La dernière partie, « Au-delà du visible », revient au cœur de la matière filmique. Birgit Beumers s’intéresse aux zones d’ombre et aux discontinuités, à ce qu’elle nomme la « tache aveugle ». Celle-ci ne relève pas seulement du récit ; elle engage une picturalité du cadre, une conception de l’image comme surface partiellement opaque. L’angle mort devient un principe de composition, un lieu où le regard se suspend. Loin de l’effet de style, elle est un opérateur de sens : basculement vers le mythologique, instauration d’une atmosphère propice à l’événement, révélation de la matérialité de l’image. Le cinéma de Zviaguintsev se construit ainsi dans une poétique du retrait et de la suspension, où le visible cohabite toujours avec ce qui se dérobe.
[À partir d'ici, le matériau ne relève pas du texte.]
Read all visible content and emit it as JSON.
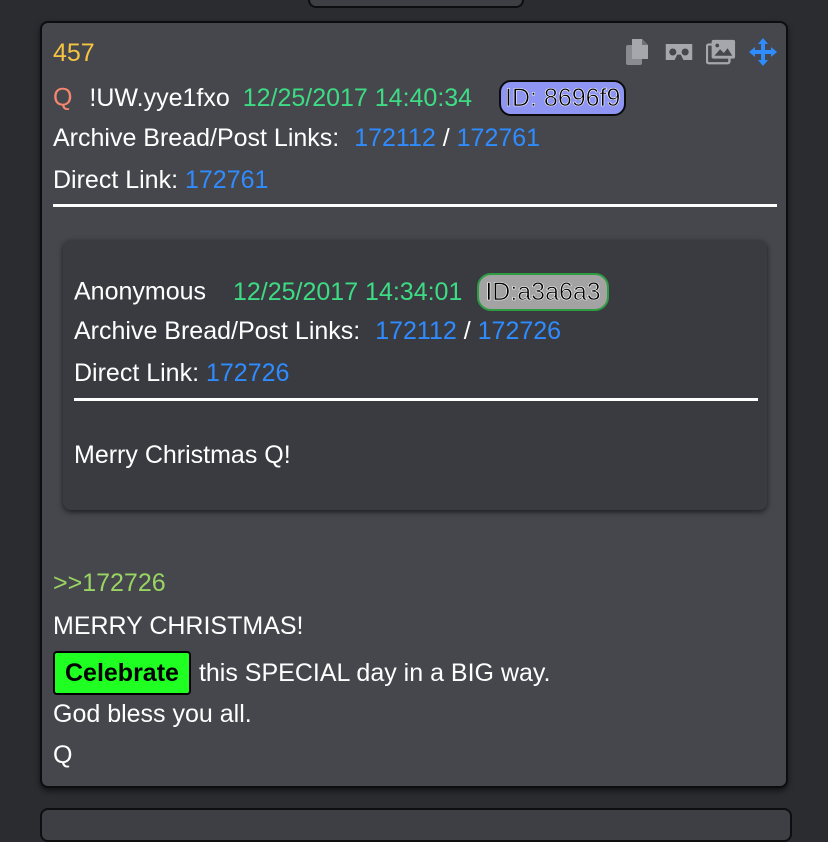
{
  "post": {
    "number": "457",
    "author_letter": "Q",
    "tripcode": "!UW.yye1fxo",
    "date": "12/25/2017 14:40:34",
    "id_badge": "ID: 8696f9",
    "archive_label": "Archive Bread/Post Links:",
    "archive_bread": "172112",
    "archive_sep": "/",
    "archive_post": "172761",
    "direct_label": "Direct Link:",
    "direct_link": "172761",
    "icons": [
      "copy-icon",
      "vr-headset-icon",
      "image-gallery-icon",
      "move-arrows-icon"
    ],
    "body": {
      "greentext": ">>172726",
      "line1": "MERRY CHRISTMAS!",
      "celebrate_label": "Celebrate",
      "line2_rest": "this SPECIAL day in a BIG way.",
      "line3": "God bless you all.",
      "signature": "Q"
    }
  },
  "quoted": {
    "author": "Anonymous",
    "date": "12/25/2017 14:34:01",
    "id_badge": "ID:a3a6a3",
    "archive_label": "Archive Bread/Post Links:",
    "archive_bread": "172112",
    "archive_sep": "/",
    "archive_post": "172726",
    "direct_label": "Direct Link:",
    "direct_link": "172726",
    "message": "Merry Christmas Q!"
  },
  "colors": {
    "background": "#2b2c30",
    "card": "#46474d",
    "quoted_card": "#3a3b40",
    "post_number": "#f5c542",
    "q_letter": "#f5876e",
    "date_green": "#3ddc84",
    "link_blue": "#2f8cff",
    "greentext": "#9ad462",
    "id_badge_main": "#8f95f2",
    "id_badge_quoted": "#a3a3a3",
    "celebrate_bg": "#1fff22"
  }
}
Il est alors intéressant de revenir quelques pages en arrière, pour interroger l’écriture d’Andrei Zviaguintsev et d’Oleg Néguine : Eugénie Zvonkine analyse des scénarios secs, elliptiques, conçus comme de simples tracés, qui laissent aux films la charge de faire advenir ce qui ne peut être écrit.
La trajectoire du cinéaste illustre un glissement progressif : du monde abstrait et mythique de Le Retour, à la dureté domestique d’Elena, à l’écrasement institutionnel de Leviathan, jusqu’à la cristallisation affective de Faute d’amour. C’est sans doute ici que l’allégorie atteint sa forme la plus dense : comme organisation d’un monde où l’affect lui-même est à l’arrêt. Et c’est peut-être là que le cinéma de Zviaguintsev se montre le plus dérangeant : il ne met pas en scène la catastrophe, il en montre l’après, ou plutôt le temps suspendu dans lequel la catastrophe n’a même plus besoin d’advenir pour produire ses effets. L’ouvrage restitue cette progression moins en la synthétisant qu’en la laissant se recomposer à travers un ensemble de tensions, de déplacements et de points de friction, faisant du cinéma de Zviaguintsev un champ de forces interprétatif plutôt qu’un corpus stabilisé, et invitant à habiter durablement les zones d’opacité des films.